A study has found that the more time teenagers spend browsing Facebook, the more likely they are to suffer from bulimia and anorexia.
But it also finds that the risk is moderated if parents are involved in how their children use the internet.
The way a family interacts, or doesn’t interact, is especially important in tackling eating disorders such as anorexia and bulimia. The image of the lonely teenager marooned in their bedroom with their laptop is a familiar one, and this can happen when children feel isolated, for one reason or another, from the rest of the family.
It is perhaps, for this reason, that family therapy has had some success in helping with eating disorders in children and teenagers. Once the family starts learning how to interact with one another in a healthy way, and how to listen to each other, the teenager can then feel it is a more attractive proposition to be with the family instead of locked away in their own universe.
What is family therapy?
Family therapy is sometimes also called ‘couple and family therapy’ or ‘family systems therapy’ and is a type of psychotherapy similar to relationship counselling, working with both couples and/or families.

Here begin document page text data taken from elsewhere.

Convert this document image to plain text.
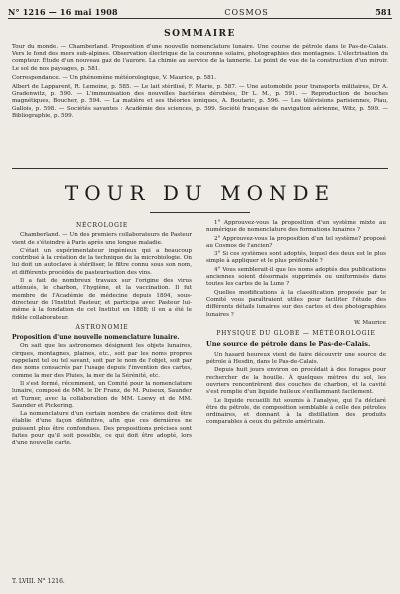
N° 1216 — 16 mai 1908	COSMOS	581
SOMMAIRE

Tour du monde. — Chamberland. Proposition d'une nouvelle nomenclature lunaire. Une course de pétrole dans le Pas-de-Calais. Vers le fond des mers sub-alpines. Observation électrique de la couronne solaire, photographies des montagnes. L'électrisation du compteur. Étude d'un nouveau gaz de l'aurore. La chimie au service de la tannerie. Le point de vue de la construction d'un miroir. Le sol de nos paysages, p. 581.

Correspondance. — Un phénomène météorologique, V. Maurice, p. 581.

Albert de Lapparent, R. Lemoine, p. 585. — Le lait stérilisé, F. Marie, p. 587. — Une automobile pour transports militaires, Dr A. Gradenwitz, p. 590. — L'immunisation des nouvelles bactéries dérobées, Dr L. M., p. 591. — Reproduction de bouches magnétiques, Boucher, p. 594. — La matière et ses théories ioniques, A. Boutaric, p. 596. — Les télévisions parisiennes, Piau, Gallois, p. 598. — Sociétés savantes : Académie des sciences, p. 599. Société française de navigation aérienne, Witz, p. 599. — Bibliographie, p. 599.

TOUR DU MONDE
NÉCROLOGIE

Chamberland. — Un des premiers collaborateurs de Pasteur vient de s'éteindre à Paris après une longue maladie.

C'était un expérimentateur ingénieux qui a beaucoup contribué à la création de la technique de la microbiologie. On lui doit un autoclave à stériliser, le filtre connu sous son nom, et différents procédés de pasteurisation des vins.

Il a fait de nombreux travaux sur l'origine des virus atténués, le charbon, l'hygiène, et la vaccination. Il fut membre de l'Académie de médecine depuis 1894, sous-directeur de l'Institut Pasteur, et participa avec Pasteur lui-même à la fondation de cet Institut en 1888; il en a été le fidèle collaborateur.

ASTRONOMIE
Proposition d'une nouvelle nomenclature lunaire.

On sait que les astronomes désignent les objets lunaires, cirques, montagnes, plaines, etc., soit par les noms propres rappelant tel ou tel savant, soit par le nom de l'objet, soit par des noms consacrés par l'usage depuis l'invention des cartes, comme la mer des Pluies, la mer de la Sérénité, etc.

Il s'est formé, récemment, un Comité pour la nomenclature lunaire, composé de MM. le Dr Franz, de M. Puiseux, Saunder et Turner, avec la collaboration de MM. Loewy et de MM. Saunder et Pickering.

La nomenclature d'un certain nombre de cratères doit être établie d'une façon définitive, afin que ces dernières ne puissent plus être confondues. Des propositions précises sont faites pour qu'il soit possible, ce qui doit être adopté, lors d'une nouvelle carte.

1° Approuvez-vous la proposition d'un système mixte au numérique de nomenclature des formations lunaires ?

2° Approuvez-vous la proposition d'un tel système? proposé au Cosmos de l'ancien?

3° Si ces systèmes sont adoptés, lequel des deux est le plus simple à appliquer et le plus préférable ?

4° Vous semblerait-il que les noms adoptés des publications anciennes soient désormais supprimés ou uniformisés dans toutes les cartes de la Lune ?

Quelles modifications à la classification proposée par le Comité vous paraîtraient utiles pour faciliter l'étude des différents détails lunaires sur des cartes et des photographies lunaires ?

W. Maurice
PHYSIQUE DU GLOBE — MÉTÉOROLOGIE
Une source de pétrole dans le Pas-de-Calais.

Un hasard heureux vient de faire découvrir une source de pétrole à Hesdin, dans le Pas-de-Calais.

Depuis huit jours environ on procédait à des forages pour rechercher de la houille. À quelques mètres du sol, les ouvriers rencontrèrent des couches de charbon, et la cavité s'est remplie d'un liquide huileux s'enflammant facilement.

Le liquide recueilli fut soumis à l'analyse, qui l'a déclaré être du pétrole, de composition semblable à celle des pétroles ordinaires, et donnant à la distillation des produits comparables à ceux du pétrole américain.

T. LVIII. N° 1216.
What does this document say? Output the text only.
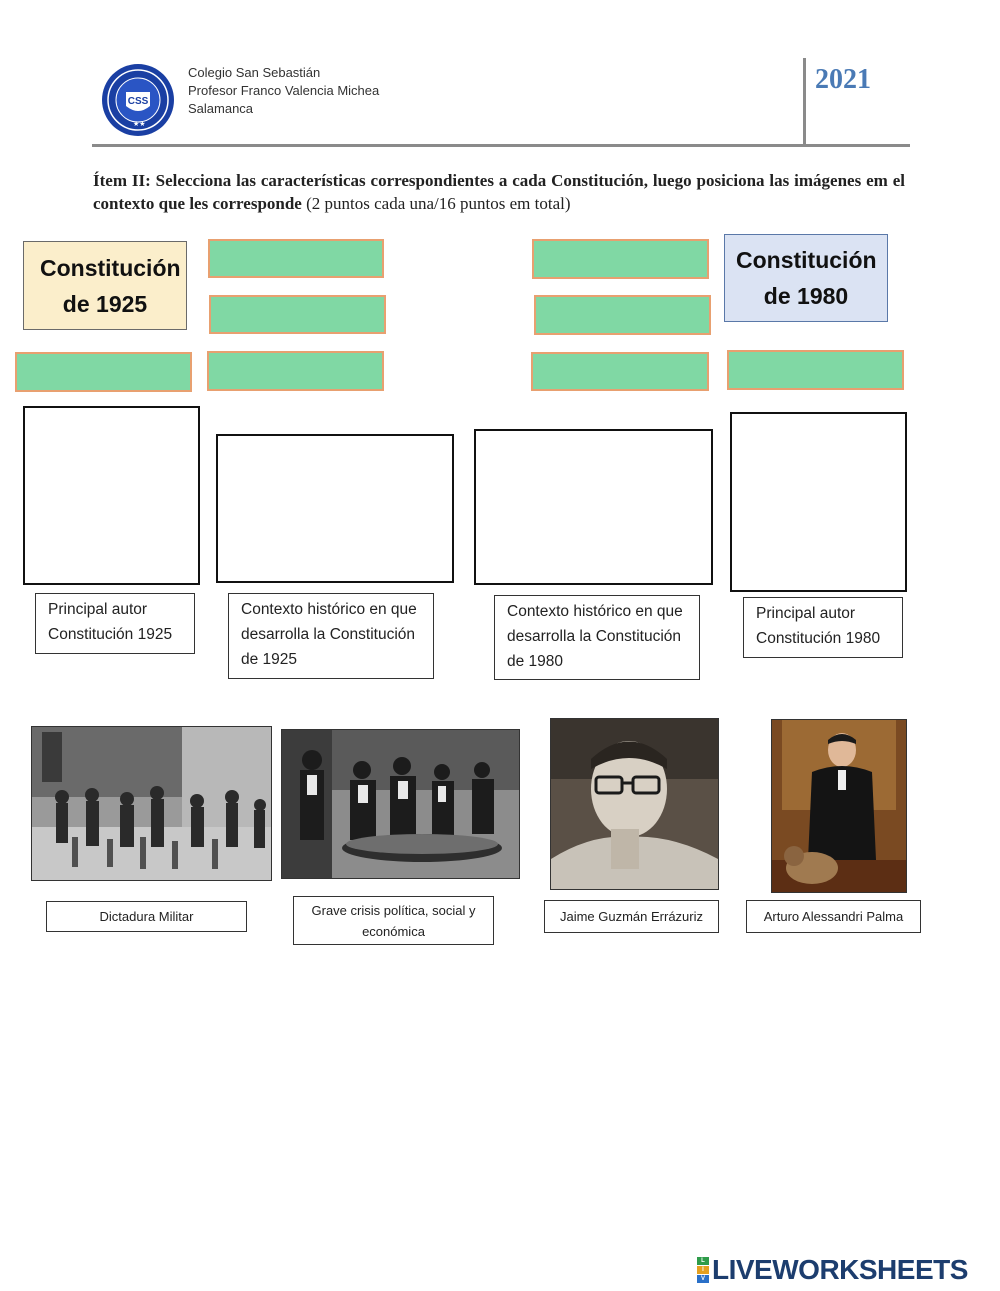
CSS
★★
Colegio San Sebastián
Profesor Franco Valencia Michea
Salamanca
2021
Ítem II: Selecciona las características correspondientes a cada Constitución, luego posiciona las imágenes em el contexto que les corresponde (2 puntos cada una/16 puntos em total)
Constitución de 1925
Constitución de 1980
Principal autor Constitución 1925
Contexto histórico en que desarrolla la Constitución de 1925
Contexto histórico en que desarrolla la Constitución de 1980
Principal autor Constitución 1980
Dictadura Militar	Grave crisis política, social y económica
Jaime Guzmán Errázuriz	Arturo Alessandri Palma
L
I
V LIVEWORKSHEETS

Family therapy was not developed by just one person, but there are many people in the field who have contributed to make this therapy into what it is today. Mostly these people have a psychoanalytic background, though the theory behind family therapy comes from ‘systems theory’ and ‘cybernetics’ (the study of complex systems – as families are thought to be), and secondly from behavioural therapy and cognitive psychotherapy.
More recently, family therapy has further developed to incorporate ideas which are feminist and postmodernist, as well as various other psychological theory backgrounds.
How does family therapy work?
Family therapists will usually have a session with more than one member of the family attending. This gives the therapist the opportunity to see how these family members integrate with each other as often their habits displayed at the session will be the same or similar to their habits at home.
Family therapy presents an opportunity for the therapist to point out emerging patterns seen within the family, and so is more concerned with what is going on ‘between’ people rather than ‘in’ people, although some therapists in this field will also look at the latter.